Inside Job: A film by Leni Riefenstahl


Inside job was not an epiphany. It was more of an afterthought.

I wanted to get some insight or greater understanding to the point
of enlightenment about the condition that rocked and continues to rock
and redefine our world global economies etc. What I got was an
extra grind

Now please note this film is extremely well made. Extremely
beautiful extremely high-quality, creative, inventive in its use of
interview positions, questioners voice present - this is an advanced documentary.
Really.


But the problem is:

When one construct stories that cease to be a quest - when the truth is laid out plainly and clearly and bluntly at the start and reinforced with more and more heavy handed (beautiful) imagery and interview, what are we dealing with?

We're dealing with propaganda.

I don't know where issue pieces like this really lay. where they need to go, what they need to do when a filmmaker comes to the project already knowing what he wants to say.

But it can't be this. It can't come out like this.

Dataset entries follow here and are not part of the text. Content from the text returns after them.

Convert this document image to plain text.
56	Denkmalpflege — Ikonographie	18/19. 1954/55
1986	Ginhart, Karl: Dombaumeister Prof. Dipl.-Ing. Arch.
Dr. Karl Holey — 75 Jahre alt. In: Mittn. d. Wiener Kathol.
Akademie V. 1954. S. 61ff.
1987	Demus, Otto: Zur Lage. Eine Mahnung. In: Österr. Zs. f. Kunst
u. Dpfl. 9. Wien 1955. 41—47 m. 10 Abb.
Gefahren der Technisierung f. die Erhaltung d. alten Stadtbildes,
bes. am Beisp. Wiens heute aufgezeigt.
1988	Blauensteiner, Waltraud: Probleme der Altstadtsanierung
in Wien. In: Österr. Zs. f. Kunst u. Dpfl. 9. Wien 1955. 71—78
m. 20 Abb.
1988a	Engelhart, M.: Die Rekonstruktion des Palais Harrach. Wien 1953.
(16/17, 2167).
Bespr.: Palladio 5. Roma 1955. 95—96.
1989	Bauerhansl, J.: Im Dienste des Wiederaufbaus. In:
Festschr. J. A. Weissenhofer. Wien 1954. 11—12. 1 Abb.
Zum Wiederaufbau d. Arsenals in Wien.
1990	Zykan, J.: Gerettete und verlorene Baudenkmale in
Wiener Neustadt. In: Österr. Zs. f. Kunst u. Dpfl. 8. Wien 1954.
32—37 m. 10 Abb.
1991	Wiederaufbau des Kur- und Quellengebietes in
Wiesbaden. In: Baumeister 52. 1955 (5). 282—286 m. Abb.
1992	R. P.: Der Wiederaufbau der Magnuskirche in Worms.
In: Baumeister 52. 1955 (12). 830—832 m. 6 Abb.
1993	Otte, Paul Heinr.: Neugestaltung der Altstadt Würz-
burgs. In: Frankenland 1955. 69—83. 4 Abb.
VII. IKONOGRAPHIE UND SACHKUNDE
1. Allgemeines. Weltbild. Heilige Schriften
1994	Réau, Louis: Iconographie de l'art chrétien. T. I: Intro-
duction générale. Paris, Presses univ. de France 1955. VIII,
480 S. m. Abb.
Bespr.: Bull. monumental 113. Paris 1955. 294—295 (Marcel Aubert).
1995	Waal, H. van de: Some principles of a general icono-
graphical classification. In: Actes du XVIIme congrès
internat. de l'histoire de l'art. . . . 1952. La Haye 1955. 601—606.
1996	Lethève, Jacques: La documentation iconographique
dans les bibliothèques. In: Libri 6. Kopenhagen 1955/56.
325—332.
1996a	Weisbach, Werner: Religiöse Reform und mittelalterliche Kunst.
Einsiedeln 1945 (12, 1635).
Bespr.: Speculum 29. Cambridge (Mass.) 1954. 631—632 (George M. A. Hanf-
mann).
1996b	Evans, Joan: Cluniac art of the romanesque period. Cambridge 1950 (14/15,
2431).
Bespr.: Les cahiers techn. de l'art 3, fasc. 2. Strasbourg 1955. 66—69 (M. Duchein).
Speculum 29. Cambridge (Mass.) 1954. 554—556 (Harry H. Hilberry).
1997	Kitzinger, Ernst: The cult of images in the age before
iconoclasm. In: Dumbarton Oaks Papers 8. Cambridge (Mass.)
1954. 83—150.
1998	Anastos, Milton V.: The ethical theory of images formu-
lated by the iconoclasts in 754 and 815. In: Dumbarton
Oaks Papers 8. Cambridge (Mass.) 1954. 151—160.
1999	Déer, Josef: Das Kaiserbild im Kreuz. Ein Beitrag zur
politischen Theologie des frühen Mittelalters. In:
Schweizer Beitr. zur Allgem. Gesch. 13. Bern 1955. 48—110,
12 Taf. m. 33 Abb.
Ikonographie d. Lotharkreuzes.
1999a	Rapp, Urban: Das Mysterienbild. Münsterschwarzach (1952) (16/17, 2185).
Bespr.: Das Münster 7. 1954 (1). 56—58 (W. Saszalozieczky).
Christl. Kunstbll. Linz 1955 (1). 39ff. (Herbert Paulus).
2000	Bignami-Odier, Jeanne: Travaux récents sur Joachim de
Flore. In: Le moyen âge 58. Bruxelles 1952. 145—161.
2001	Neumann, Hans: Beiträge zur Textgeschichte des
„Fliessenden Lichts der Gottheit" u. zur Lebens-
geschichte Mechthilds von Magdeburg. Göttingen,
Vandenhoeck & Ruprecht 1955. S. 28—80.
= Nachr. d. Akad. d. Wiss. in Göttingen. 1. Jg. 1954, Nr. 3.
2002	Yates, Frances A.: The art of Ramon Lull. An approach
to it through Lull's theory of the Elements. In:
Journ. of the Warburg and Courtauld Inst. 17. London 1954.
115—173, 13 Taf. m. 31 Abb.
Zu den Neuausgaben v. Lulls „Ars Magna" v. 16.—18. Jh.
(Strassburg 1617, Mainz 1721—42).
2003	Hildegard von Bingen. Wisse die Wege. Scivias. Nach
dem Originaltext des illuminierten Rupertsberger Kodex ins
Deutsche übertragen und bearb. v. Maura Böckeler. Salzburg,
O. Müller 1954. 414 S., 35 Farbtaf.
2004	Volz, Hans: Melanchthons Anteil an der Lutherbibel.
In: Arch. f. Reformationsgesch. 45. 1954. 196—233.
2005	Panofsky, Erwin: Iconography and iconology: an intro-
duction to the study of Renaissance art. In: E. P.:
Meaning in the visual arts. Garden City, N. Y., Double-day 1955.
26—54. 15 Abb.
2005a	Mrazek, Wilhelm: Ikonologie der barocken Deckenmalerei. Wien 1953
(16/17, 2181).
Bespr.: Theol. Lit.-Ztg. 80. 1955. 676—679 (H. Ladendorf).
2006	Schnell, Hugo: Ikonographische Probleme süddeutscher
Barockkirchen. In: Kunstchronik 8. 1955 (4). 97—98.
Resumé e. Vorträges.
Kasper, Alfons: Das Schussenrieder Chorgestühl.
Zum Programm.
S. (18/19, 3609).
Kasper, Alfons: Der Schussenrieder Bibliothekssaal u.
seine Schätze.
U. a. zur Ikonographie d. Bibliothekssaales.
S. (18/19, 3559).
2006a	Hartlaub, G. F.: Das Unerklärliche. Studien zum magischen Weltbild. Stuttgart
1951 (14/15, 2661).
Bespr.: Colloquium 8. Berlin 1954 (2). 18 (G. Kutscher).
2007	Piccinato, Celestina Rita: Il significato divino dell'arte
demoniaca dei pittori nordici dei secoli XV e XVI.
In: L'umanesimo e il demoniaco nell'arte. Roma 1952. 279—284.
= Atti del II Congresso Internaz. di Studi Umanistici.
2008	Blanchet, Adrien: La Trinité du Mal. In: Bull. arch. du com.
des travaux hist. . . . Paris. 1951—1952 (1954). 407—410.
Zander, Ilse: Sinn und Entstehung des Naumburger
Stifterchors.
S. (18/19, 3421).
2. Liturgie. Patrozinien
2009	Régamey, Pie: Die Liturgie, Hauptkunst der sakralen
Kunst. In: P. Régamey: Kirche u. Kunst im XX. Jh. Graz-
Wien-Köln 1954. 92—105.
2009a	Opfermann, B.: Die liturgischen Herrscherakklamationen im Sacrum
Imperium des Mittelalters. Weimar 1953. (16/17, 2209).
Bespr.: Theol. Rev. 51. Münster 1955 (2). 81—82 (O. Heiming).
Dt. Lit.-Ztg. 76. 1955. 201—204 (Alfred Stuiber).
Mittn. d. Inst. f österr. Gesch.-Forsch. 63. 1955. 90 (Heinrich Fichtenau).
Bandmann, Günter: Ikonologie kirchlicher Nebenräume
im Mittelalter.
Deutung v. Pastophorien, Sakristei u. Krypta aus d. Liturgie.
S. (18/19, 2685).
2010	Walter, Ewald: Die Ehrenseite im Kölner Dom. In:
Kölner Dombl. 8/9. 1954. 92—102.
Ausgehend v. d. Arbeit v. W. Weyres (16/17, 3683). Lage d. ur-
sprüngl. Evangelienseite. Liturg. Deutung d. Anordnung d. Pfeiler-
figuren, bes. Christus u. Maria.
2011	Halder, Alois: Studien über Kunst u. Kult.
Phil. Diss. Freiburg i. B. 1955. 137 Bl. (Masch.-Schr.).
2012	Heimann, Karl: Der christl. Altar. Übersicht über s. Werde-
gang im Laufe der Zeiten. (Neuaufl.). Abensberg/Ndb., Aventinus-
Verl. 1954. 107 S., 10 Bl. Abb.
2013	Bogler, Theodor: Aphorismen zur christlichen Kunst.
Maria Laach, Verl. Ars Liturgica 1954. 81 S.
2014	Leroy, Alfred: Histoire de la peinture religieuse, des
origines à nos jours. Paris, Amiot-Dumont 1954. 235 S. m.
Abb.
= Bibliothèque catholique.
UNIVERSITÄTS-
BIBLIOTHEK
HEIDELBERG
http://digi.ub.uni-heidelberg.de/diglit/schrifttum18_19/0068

It's the same dilemma for fiction filmmakers, novelists, poets. In some way, maybe even explicitly, they know what their story is about, they know what they want to say to their audience. But they cannot explicitly spell it out or it becomes repugnant to the audience - like a bad pill, like bad cheese. Like bad food that that body simply rejects.

This film did not bring me in. Despite its beauty and authority. It only sent me away.

That cannot be what the filmmaker intended.

Someone smart once said, that Symbols must be used in stories and films because they elevate the story to an archetypal level. But if the symbols become explicit and recognizable as symbols, the power reverses and the audience is thrown back down to their terrestrial plane with no insight, noe elevation, and only the sense that symbols are dead.

Don't kill the symbols that you are trying to create.